中尾憲太郎(Ba)、藤田 勇(Dr/MO'SOME TONEBENDER)というヘヴィ級リズム隊を配した、リリースツアーの国内ファイナル。アルバム1曲目と同じ「BABY ACID BABY」で幕を開け、壮絶なオルタナロック→激しいダンスロック→スローで壮大な曲→再び壮絶なロックンロールという四部構成で、猛スピードでセットリストは進む。パワフルなリズムのおかげで「DIVA」「LOVE/HATE」など古い曲も生まれ変わって聴こえ、見た目はクールな木下理樹(Vo&Gu)&戸高賢史(Gu)のプレイも燃えるように熱い。“いろんな思いがありまして。この4人でステージに立てることがとても嬉しい”という木下のMCは、解散を覚悟した1年前の状況を思えば実に感慨深く、本編ラスト「We’re So Beautiful」に込めた哀感と愛情の量はハンパなかった。全29曲、ダークな激しさの中に確かな生命力を感じる音楽がそこにあった。

ART-SCHOOL

全ての詞・曲を書く、ヴォーカル&ギターの木下理樹を中心とする4人組。00年の結成以来、精力的なライヴ/作品リリースを展開。02年10月、シングル「DIVA」でメジャー・デビューを果たし、翌11月に1stアルバム『Requiem for Innocence』をドロップする。オルタナティヴ/USインディーを思わせる、ざっくりとした質感のギター・サウンド。狂おしく息も絶え絶えに迫り来る歌声が叫ぶ、甘いメロディ。木下の感情の塊のナイフを突きつけられるような、俺イズムが大爆発のグランジ風ロックを鳴り響かせた。

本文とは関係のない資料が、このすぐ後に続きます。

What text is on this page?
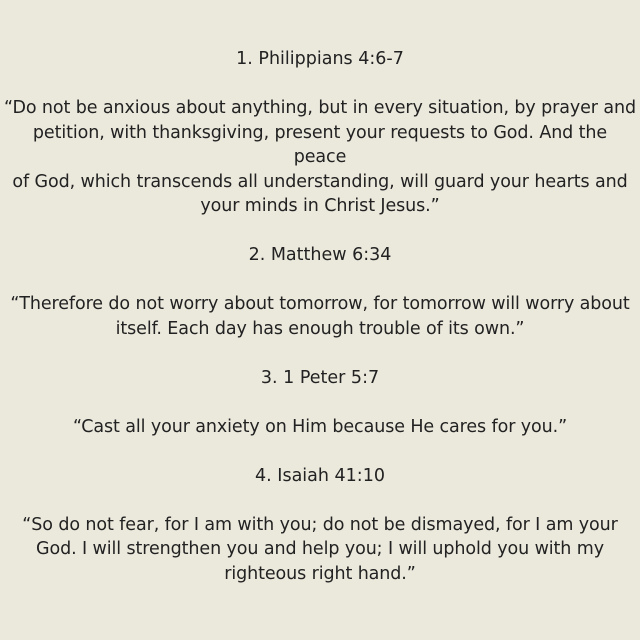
1. Philippians 4:6-7

“Do not be anxious about anything, but in every situation, by prayer and

petition, with thanksgiving, present your requests to God. And the peace

of God, which transcends all understanding, will guard your hearts and

your minds in Christ Jesus.”

2. Matthew 6:34

“Therefore do not worry about tomorrow, for tomorrow will worry about

itself. Each day has enough trouble of its own.”

3. 1 Peter 5:7

“Cast all your anxiety on Him because He cares for you.”

4. Isaiah 41:10

“So do not fear, for I am with you; do not be dismayed, for I am your

God. I will strengthen you and help you; I will uphold you with my

righteous right hand.”
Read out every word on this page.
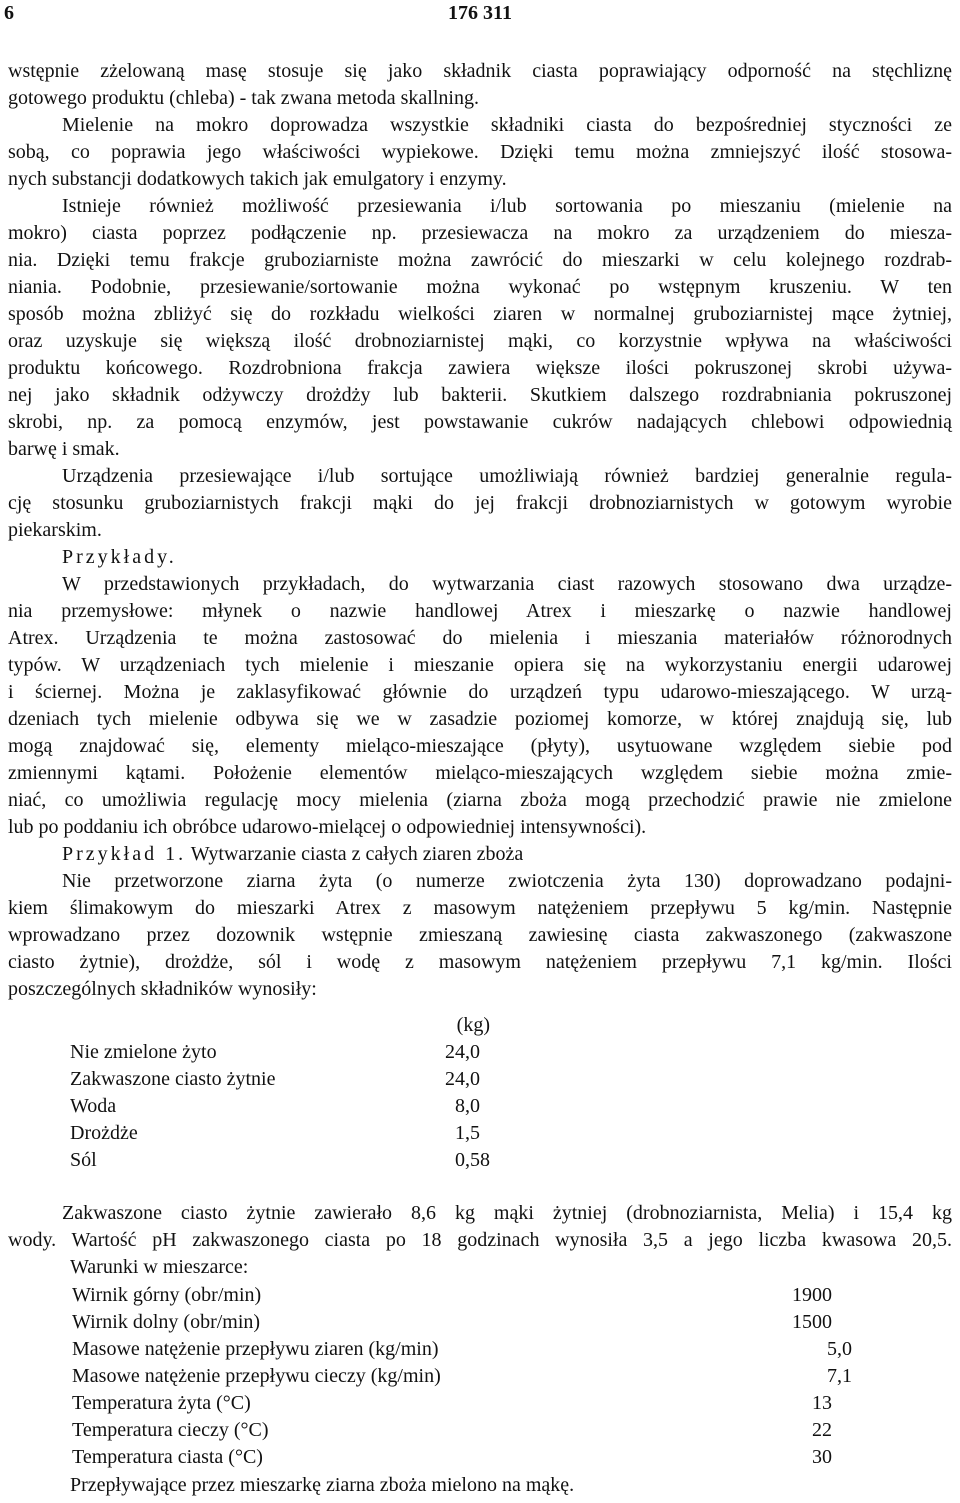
6	176 311
wstępnie zżelowaną masę stosuje się jako składnik ciasta poprawiający odporność na stęchliznę
gotowego produktu (chleba) - tak zwana metoda skallning.
Mielenie na mokro doprowadza wszystkie składniki ciasta do bezpośredniej styczności ze
sobą, co poprawia jego właściwości wypiekowe. Dzięki temu można zmniejszyć ilość stosowa-
nych substancji dodatkowych takich jak emulgatory i enzymy.
Istnieje również możliwość przesiewania i/lub sortowania po mieszaniu (mielenie na
mokro) ciasta poprzez podłączenie np. przesiewacza na mokro za urządzeniem do miesza-
nia. Dzięki temu frakcje gruboziarniste można zawrócić do mieszarki w celu kolejnego rozdrab-
niania. Podobnie, przesiewanie/sortowanie można wykonać po wstępnym kruszeniu. W ten
sposób można zbliżyć się do rozkładu wielkości ziaren w normalnej gruboziarnistej mące żytniej,
oraz uzyskuje się większą ilość drobnoziarnistej mąki, co korzystnie wpływa na właściwości
produktu końcowego. Rozdrobniona frakcja zawiera większe ilości pokruszonej skrobi używa-
nej jako składnik odżywczy drożdży lub bakterii. Skutkiem dalszego rozdrabniania pokruszonej
skrobi, np. za pomocą enzymów, jest powstawanie cukrów nadających chlebowi odpowiednią
barwę i smak.
Urządzenia przesiewające i/lub sortujące umożliwiają również bardziej generalnie regula-
cję stosunku gruboziarnistych frakcji mąki do jej frakcji drobnoziarnistych w gotowym wyrobie
piekarskim.
Przykłady.
W przedstawionych przykładach, do wytwarzania ciast razowych stosowano dwa urządze-
nia przemysłowe: młynek o nazwie handlowej Atrex i mieszarkę o nazwie handlowej
Atrex. Urządzenia te można zastosować do mielenia i mieszania materiałów różnorodnych
typów. W urządzeniach tych mielenie i mieszanie opiera się na wykorzystaniu energii udarowej
i ściernej. Można je zaklasyfikować głównie do urządzeń typu udarowo-mieszającego. W urzą-
dzeniach tych mielenie odbywa się we w zasadzie poziomej komorze, w której znajdują się, lub
mogą znajdować się, elementy mieląco-mieszające (płyty), usytuowane względem siebie pod
zmiennymi kątami. Położenie elementów mieląco-mieszających względem siebie można zmie-
niać, co umożliwia regulację mocy mielenia (ziarna zboża mogą przechodzić prawie nie zmielone
lub po poddaniu ich obróbce udarowo-mielącej o odpowiedniej intensywności).
Przykład 1. Wytwarzanie ciasta z całych ziaren zboża
Nie przetworzone ziarna żyta (o numerze zwiotczenia żyta 130) doprowadzano podajni-
kiem ślimakowym do mieszarki Atrex z masowym natężeniem przepływu 5 kg/min. Następnie
wprowadzano przez dozownik wstępnie zmieszaną zawiesinę ciasta zakwaszonego (zakwaszone
ciasto żytnie), drożdże, sól i wodę z masowym natężeniem przepływu 7,1 kg/min. Ilości
poszczególnych składników wynosiły:
(kg)
Nie zmielone żyto	24,0
Zakwaszone ciasto żytnie	24,0
Woda	8,0
Drożdże	1,5
Sól	0,58
Zakwaszone ciasto żytnie zawierało 8,6 kg mąki żytniej (drobnoziarnista, Melia) i 15,4 kg
wody. Wartość pH zakwaszonego ciasta po 18 godzinach wynosiła 3,5 a jego liczba kwasowa 20,5.
Warunki w mieszarce:
Wirnik górny (obr/min)	1900
Wirnik dolny (obr/min)	1500
Masowe natężenie przepływu ziaren (kg/min)	5,0
Masowe natężenie przepływu cieczy (kg/min)	7,1
Temperatura żyta (°C)	13
Temperatura cieczy (°C)	22
Temperatura ciasta (°C)	30
Przepływające przez mieszarkę ziarna zboża mielono na mąkę.
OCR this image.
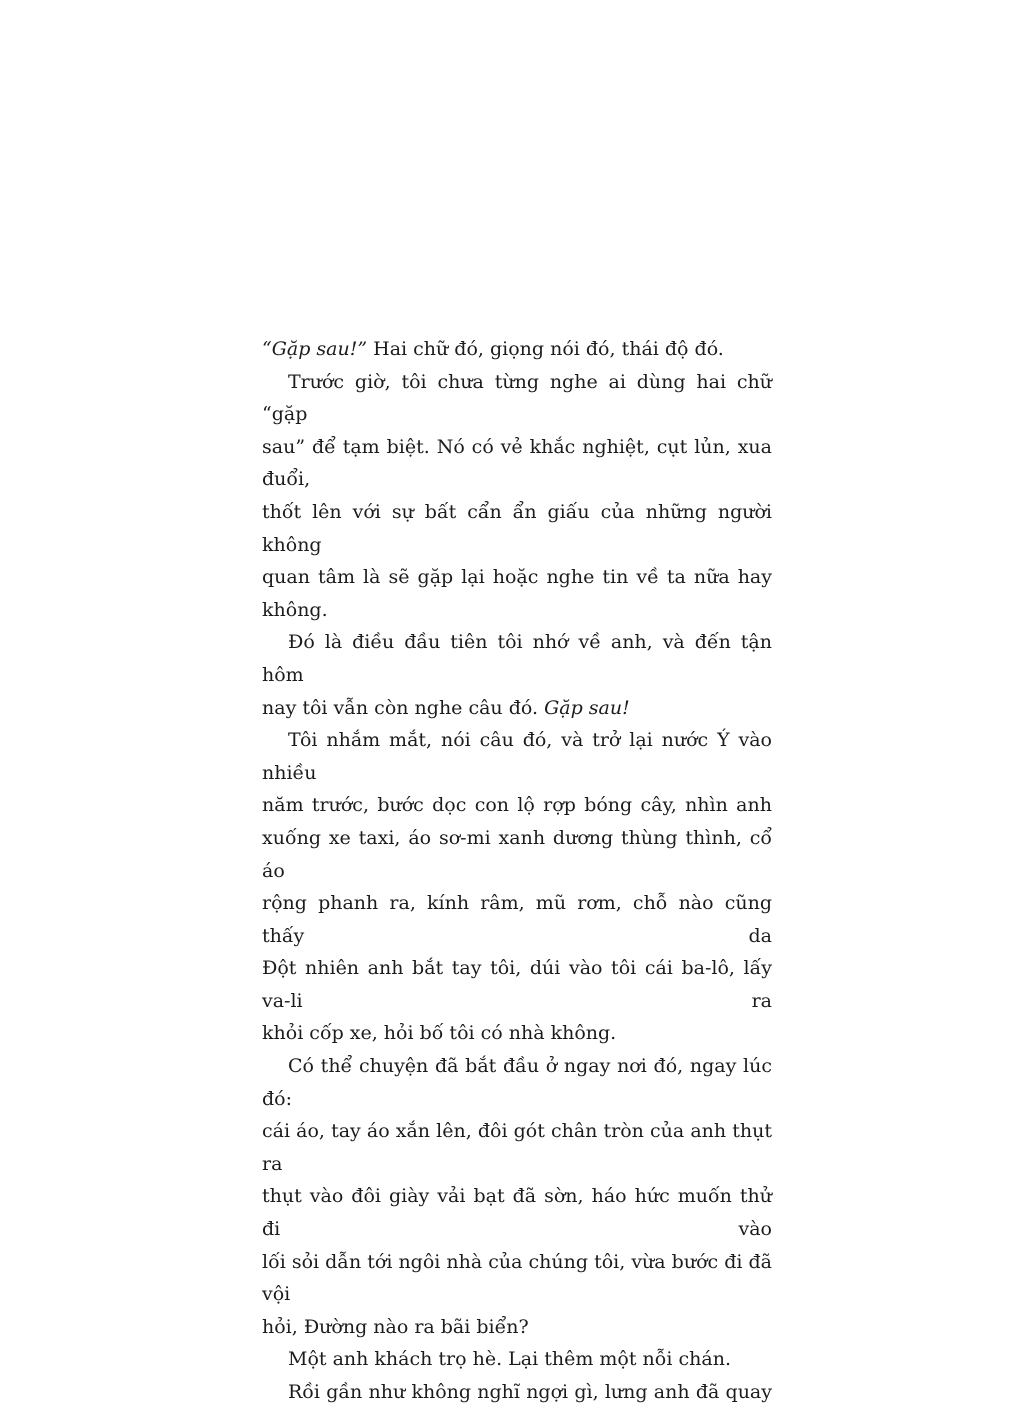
“Gặp sau!” Hai chữ đó, giọng nói đó, thái độ đó.
Trước giờ, tôi chưa từng nghe ai dùng hai chữ “gặp
sau” để tạm biệt. Nó có vẻ khắc nghiệt, cụt lủn, xua đuổi,
thốt lên với sự bất cẩn ẩn giấu của những người không
quan tâm là sẽ gặp lại hoặc nghe tin về ta nữa hay không.
Đó là điều đầu tiên tôi nhớ về anh, và đến tận hôm
nay tôi vẫn còn nghe câu đó. Gặp sau!
Tôi nhắm mắt, nói câu đó, và trở lại nước Ý vào nhiều
năm trước, bước dọc con lộ rợp bóng cây, nhìn anh
xuống xe taxi, áo sơ-mi xanh dương thùng thình, cổ áo
rộng phanh ra, kính râm, mũ rơm, chỗ nào cũng thấy da
Đột nhiên anh bắt tay tôi, dúi vào tôi cái ba-lô, lấy va-li ra
khỏi cốp xe, hỏi bố tôi có nhà không.
Có thể chuyện đã bắt đầu ở ngay nơi đó, ngay lúc đó:
cái áo, tay áo xắn lên, đôi gót chân tròn của anh thụt ra
thụt vào đôi giày vải bạt đã sờn, háo hức muốn thử đi vào
lối sỏi dẫn tới ngôi nhà của chúng tôi, vừa bước đi đã vội
hỏi, Đường nào ra bãi biển?
Một anh khách trọ hè. Lại thêm một nỗi chán.
Rồi gần như không nghĩ ngợi gì, lưng anh đã quay
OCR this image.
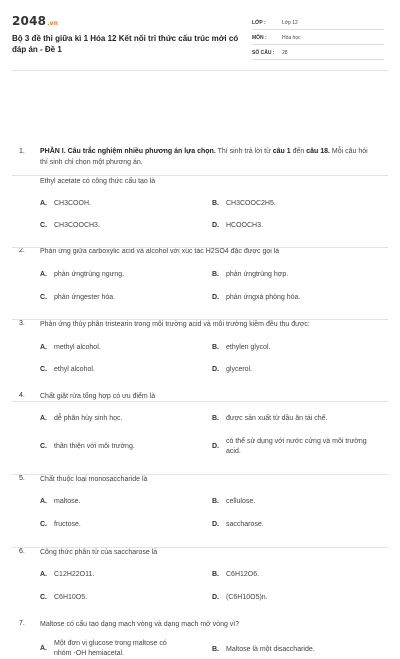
2048.vn
Bộ 3 đề thi giữa kì 1 Hóa 12 Kết nối tri thức cấu trúc mới có đáp án - Đề 1
LỚP :	Lớp 12
MÔN :	Hóa học
SỐ CÂU :	28
1. PHẦN I. Câu trắc nghiệm nhiều phương án lựa chọn. Thí sinh trả lời từ câu 1 đến câu 18. Mỗi câu hỏi thí sinh chỉ chọn một phương án.
Ethyl acetate có công thức cấu tạo là
A.	CH3COOH.	B.	CH3COOC2H5.
C.	CH3COOCH3.	D.	HCOOCH3.
2. Phản ứng giữa carboxylic acid và alcohol với xúc tác H2SO4 đặc được gọi là
A.	phản ứngtrùng ngưng.	B.	phản ứngtrùng hợp.
C.	phản ứngester hóa.	D.	phản ứngxà phòng hóa.
3. Phản ứng thủy phân tristearin trong môi trường acid và môi trường kiềm đều thu được:
A.	methyl alcohol.	B.	ethylen glycol.
C.	ethyl alcohol.	D.	glycerol.
4. Chất giặt rửa tổng hợp có ưu điểm là
A.	dễ phân hủy sinh học.	B.	được sản xuất từ dầu ăn tái chế.
C.	thân thiện với môi trường.	D.
có thể sử dụng với nước cứng và môi trường acid.
5. Chất thuộc loại monosaccharide là
A.	maltose.	B.	cellulose.
C.	fructose.	D.	saccharose.
6. Công thức phân tử của saccharose là
A.	C12H22O11.	B.	C6H12O6.
C.	C6H10O5.	D.	(C6H10O5)n.
7. Maltose có cấu tạo dạng mạch vòng và dạng mạch mở vòng vì?
A.
Một đơn vị glucose trong maltose có nhóm -OH hemiacetal.
B.	Maltose là một disaccharide.
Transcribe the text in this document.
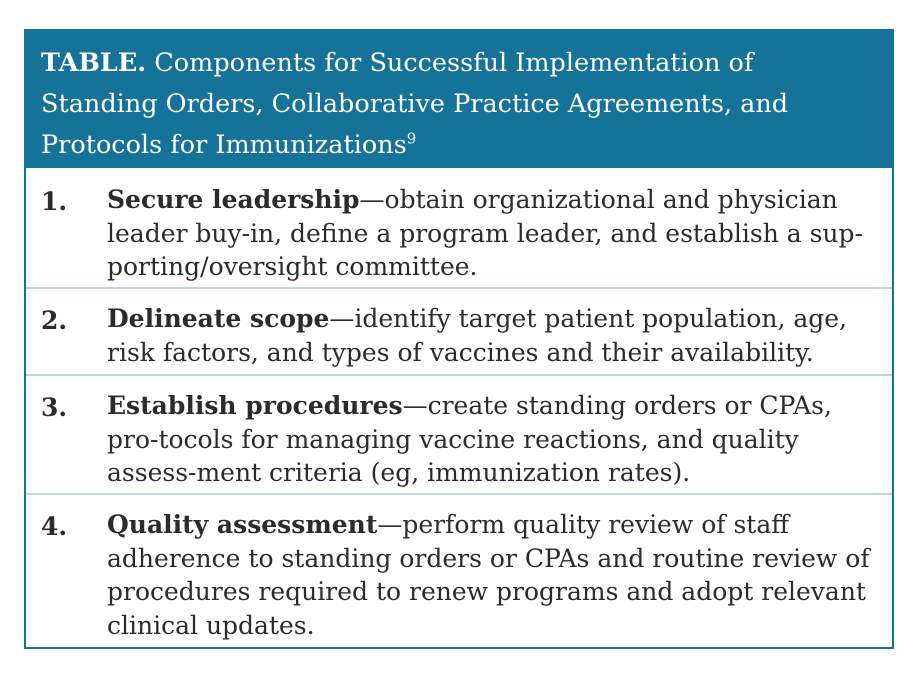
TABLE. Components for Successful Implementation of Standing Orders, Collaborative Practice Agreements, and Protocols for Immunizations$^9$
1. Secure leadership—obtain organizational and physician leader buy-in, define a program leader, and establish a sup-porting/oversight committee.
2. Delineate scope—identify target patient population, age, risk factors, and types of vaccines and their availability.
3. Establish procedures—create standing orders or CPAs, pro-tocols for managing vaccine reactions, and quality assess-ment criteria (eg, immunization rates).
4. Quality assessment—perform quality review of staff adherence to standing orders or CPAs and routine review of procedures required to renew programs and adopt relevant clinical updates.
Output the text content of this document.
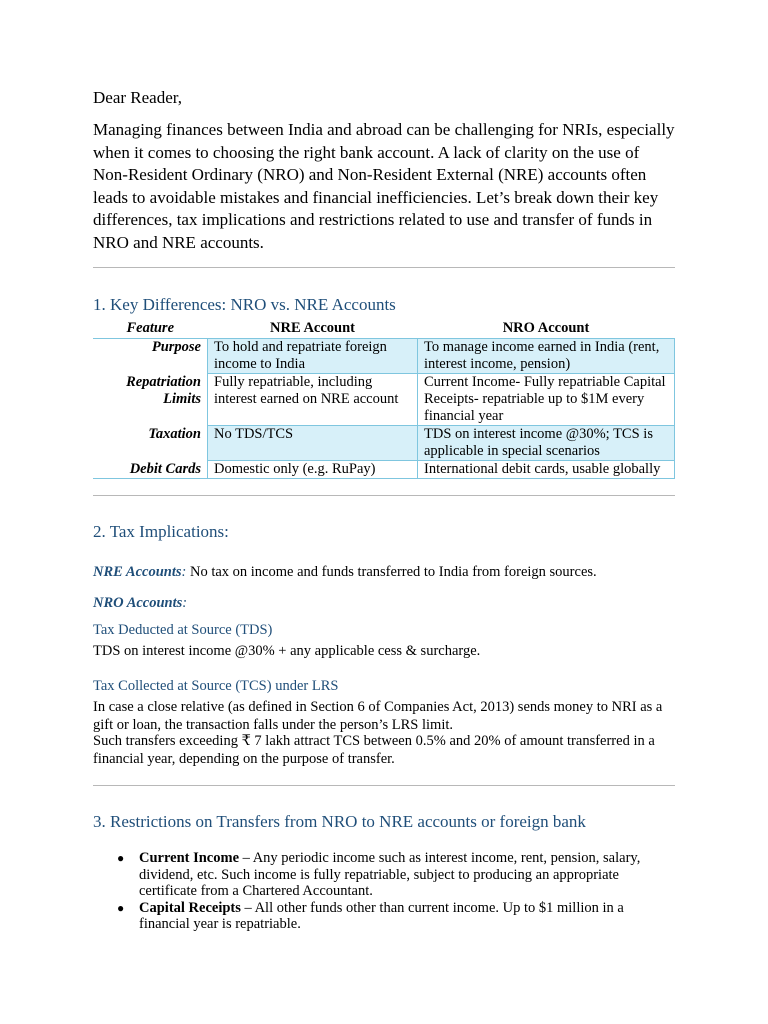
Dear Reader,
Managing finances between India and abroad can be challenging for NRIs, especially when it comes to choosing the right bank account. A lack of clarity on the use of Non-Resident Ordinary (NRO) and Non-Resident External (NRE) accounts often leads to avoidable mistakes and financial inefficiencies. Let’s break down their key differences, tax implications and restrictions related to use and transfer of funds in NRO and NRE accounts.
1. Key Differences: NRO vs. NRE Accounts
Feature	NRE Account	NRO Account
Purpose	To hold and repatriate foreign income to India	To manage income earned in India (rent, interest income, pension)
Repatriation Limits	Fully repatriable, including interest earned on NRE account	Current Income- Fully repatriable Capital Receipts- repatriable up to $1M every financial year
Taxation	No TDS/TCS	TDS on interest income @30%; TCS is applicable in special scenarios
Debit Cards	Domestic only (e.g. RuPay)	International debit cards, usable globally
2. Tax Implications:
NRE Accounts: No tax on income and funds transferred to India from foreign sources.
NRO Accounts:
Tax Deducted at Source (TDS)
TDS on interest income @30% + any applicable cess & surcharge.
Tax Collected at Source (TCS) under LRS
In case a close relative (as defined in Section 6 of Companies Act, 2013) sends money to NRI as a gift or loan, the transaction falls under the person’s LRS limit.
Such transfers exceeding ₹ 7 lakh attract TCS between 0.5% and 20% of amount transferred in a financial year, depending on the purpose of transfer.
3. Restrictions on Transfers from NRO to NRE accounts or foreign bank
● Current Income – Any periodic income such as interest income, rent, pension, salary, dividend, etc. Such income is fully repatriable, subject to producing an appropriate certificate from a Chartered Accountant.
● Capital Receipts – All other funds other than current income. Up to $1 million in a financial year is repatriable.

03年には2ndアルバム『LOVE/HATE』を発表。ラウドなギター・ロックから柔らかなアコースティック・サウンドまで音楽表現の幅を広げると共に、しなやかにしてタフなメンタル面での成長を思わせる、説得力に満ちた快作となった。——しかしながら、同年末をもって大山(g)と日向(b)が脱退。04年に入り戸高賢史(g)、宇野剛史(b)の新加入が発表された。